Once again, comedian and new host of The Late Show Jimmy Fallon adopted the Barbershop art form to deliver a rendition of what could perhaps be described as the LAST song you would consider "well-suited for Barbershop". But nonetheless, the Ragtime Gals starring Jimmy Fallon and his band of merry mates expertly executed a four-part a cappella close-harmony rendition of the R. Kelly classic "Ignition (Remix).
(To save time for the author, the previous Ragtime Gals article's main content has been lifted and republished here, simply because, hey, it still applies!)
Honestly, to see our Barbershop style treated with such bold and fearless irreverence is nothing new to anyone who’s been around for the past half century or so. Those who hold this art form near and dear, time and again have seen the likes of the Beatles, Jerry Lewis, the Simpsons, Family Guy, David Letterman, and Conan O’Brien (just to name a few) reach for the low hanging fruit of comedic juxtaposition and attempt to frame the modern against the old. Painting a mustache on the Mona Lisa, if you will.
However, questions of taste and style notwithstanding, The Rag Time Gals and others like them are ironically proving to the world the inherent entertainment value of joining together in four part harmony and delivering a message, vulgar or not.

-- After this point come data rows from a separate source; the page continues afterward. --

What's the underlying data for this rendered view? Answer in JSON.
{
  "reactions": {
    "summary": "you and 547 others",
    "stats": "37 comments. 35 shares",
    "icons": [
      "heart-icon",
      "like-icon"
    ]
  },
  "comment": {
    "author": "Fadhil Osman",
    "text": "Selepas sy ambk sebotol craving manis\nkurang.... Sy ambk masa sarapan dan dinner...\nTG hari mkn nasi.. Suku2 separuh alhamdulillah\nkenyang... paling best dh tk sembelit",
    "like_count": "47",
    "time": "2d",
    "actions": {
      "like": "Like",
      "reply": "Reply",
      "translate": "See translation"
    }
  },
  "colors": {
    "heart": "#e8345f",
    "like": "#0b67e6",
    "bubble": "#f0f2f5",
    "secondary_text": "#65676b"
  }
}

It’s Vaudeville, today. And either to the joy or dismay of our Society membership, it’s being presented to the world as barbershop, and right or wrong, television audiences are accepting that it is, indeed, barbershop.
So, important questions impossible to answer in the small space of this meager editorial get raised: Is barbershop simply an art form? Is it a set of values and ideals? For the lifelong fans and committed members of the Barbershop Harmony Society, it’s probably both and much more. But then there’s the harsh realization that to the vast majority of the uninitiated masses, Barbershop is a rag tag group of lowbrow comedians singing Barbershopped R&B music in top hats and suspenders.
The good news is that they sounded pretty good while doing it.
But the even better news is that the Barbershop Harmony Society has been bringing together the Old and New for over 75 years, and we’ve gotten really good at it! One visit to any of our International conventions will prove this to anyone, and the more people that have the chance to see Barbershop through this lens will begin to understand not just the smile-inducing power of four part harmony, but its trans-formative power to change lives for the better.